Just doing (offset % size) will lead to different results and will break 
the tests. The logic in this out of range index checking is a bit mind 
breaking.
>
>>   static double exec_get_arg(struct d3dx_regstore *rs, const struct d3dx_pres_operand *opr, unsigned int comp)
>>   {
>> -    if (!regstore_is_val_set_reg(rs, opr->table, (opr->offset + comp) / table_info[opr->table].reg_component_count))
>> -        WARN("Using uninitialized input, table %u, offset %u.\n", opr->table, opr->offset + comp);
>> +    unsigned int base_offset, index;
>> +
>> +    if (opr->base_reg_table == PRES_REGTAB_COUNT)
>> +        index = 0;
>> +    else
>> +        index = (int)exec_get_reg_value(rs, opr->base_reg_table, opr->base_reg_offset);
> I think it's better with lrint() in place of the cast.

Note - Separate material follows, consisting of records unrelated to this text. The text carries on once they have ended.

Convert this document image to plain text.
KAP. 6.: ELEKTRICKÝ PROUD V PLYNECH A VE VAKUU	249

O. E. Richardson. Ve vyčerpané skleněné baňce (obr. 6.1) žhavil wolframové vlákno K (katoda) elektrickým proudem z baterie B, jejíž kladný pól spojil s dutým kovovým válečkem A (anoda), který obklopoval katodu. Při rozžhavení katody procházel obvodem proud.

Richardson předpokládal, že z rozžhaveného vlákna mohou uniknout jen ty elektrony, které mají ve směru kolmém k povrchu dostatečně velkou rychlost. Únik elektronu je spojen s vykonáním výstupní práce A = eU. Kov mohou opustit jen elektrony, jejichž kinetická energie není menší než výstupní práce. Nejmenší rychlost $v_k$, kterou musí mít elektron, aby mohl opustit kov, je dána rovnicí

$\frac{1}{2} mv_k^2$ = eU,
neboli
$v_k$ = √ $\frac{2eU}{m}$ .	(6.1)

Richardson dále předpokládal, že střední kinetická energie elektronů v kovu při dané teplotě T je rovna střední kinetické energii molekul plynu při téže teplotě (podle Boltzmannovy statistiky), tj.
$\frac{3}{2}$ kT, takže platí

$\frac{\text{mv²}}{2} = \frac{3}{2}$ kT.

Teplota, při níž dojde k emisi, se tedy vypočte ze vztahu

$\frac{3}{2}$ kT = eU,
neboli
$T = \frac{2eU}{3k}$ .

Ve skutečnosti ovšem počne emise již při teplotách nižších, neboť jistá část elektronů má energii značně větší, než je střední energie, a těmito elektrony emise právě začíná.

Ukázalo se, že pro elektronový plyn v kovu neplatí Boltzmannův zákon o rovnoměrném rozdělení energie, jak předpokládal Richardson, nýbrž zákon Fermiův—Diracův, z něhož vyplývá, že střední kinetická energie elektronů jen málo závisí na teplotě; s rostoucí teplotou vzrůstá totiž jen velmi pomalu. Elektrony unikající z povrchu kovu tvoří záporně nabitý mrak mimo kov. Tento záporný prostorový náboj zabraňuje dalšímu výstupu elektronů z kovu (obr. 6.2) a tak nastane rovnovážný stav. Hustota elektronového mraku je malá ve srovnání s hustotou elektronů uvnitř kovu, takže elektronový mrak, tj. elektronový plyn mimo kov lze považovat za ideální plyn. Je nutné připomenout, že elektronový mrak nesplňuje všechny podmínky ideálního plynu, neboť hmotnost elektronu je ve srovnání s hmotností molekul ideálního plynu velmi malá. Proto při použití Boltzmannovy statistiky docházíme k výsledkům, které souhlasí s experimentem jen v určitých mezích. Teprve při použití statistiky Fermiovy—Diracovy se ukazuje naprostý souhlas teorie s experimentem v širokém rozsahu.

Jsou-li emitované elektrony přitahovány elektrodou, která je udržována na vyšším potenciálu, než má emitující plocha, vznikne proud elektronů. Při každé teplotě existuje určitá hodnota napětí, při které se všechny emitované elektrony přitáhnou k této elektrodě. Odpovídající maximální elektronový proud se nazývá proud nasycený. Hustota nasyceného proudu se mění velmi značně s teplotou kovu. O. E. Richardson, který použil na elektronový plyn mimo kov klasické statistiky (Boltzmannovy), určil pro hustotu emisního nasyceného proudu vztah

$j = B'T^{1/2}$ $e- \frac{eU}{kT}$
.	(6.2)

I just want to note that whenever the input is from floating values FX 
compiler generates preshader instructions which do the rounding, and 
skips that if the base register comes from integers. Do you think we 
need to do extra rounding in this case?
>
>> +    if (index >= rs->table_sizes[opr->table] && opr->table == PRES_REGTAB_CONST)
>> +    {
>> +        unsigned int size_pow2;
>> +
>> +        for (size_pow2 = 1; size_pow2 < rs->table_sizes[opr->table]; size_pow2 <<= 1)
>> +            ;
>> +        index &= (size_pow2 - 1);
>> +        if (index >= rs->table_sizes[opr->table])
>> +            return 0.0;
>> +    }
> I don't think we necessarily have to follow native's madness on buffer
> overflows to the letter. Since you did, that's certainly fine though.
>
     I think I finally guessed the principle how native d3dx clamps 
indexes, at least finally I got stable match for the tests involving any 
index numbers. I thought it could make some sense as we sometimes see 
apps depending on out of bounds access behaviour, especially if native 
implementation can return zeroes (either stable or by chance like here).

     As I can guess the logic behind it, it has some allocation size on 
the floating constant table which is the power of 2, and it first 
ultimately puts the index to this allocation range with modulo 
operation. Then, if the index is bigger than the actual number of 
constants, it returns zero. This logic is a bit different for indexing 
immediate constants though (which is used when indirect addressing 
selects something from vector or matrix), which never returns ultimate 
zeroes, probably because the memory allocation for immediate constants 
is always exact and is not done in chunks. I have no clear idea though 
why (offset & 255) < size is a special case, can only guess than maybe 
it is related somehow to casting offset to byte at some point.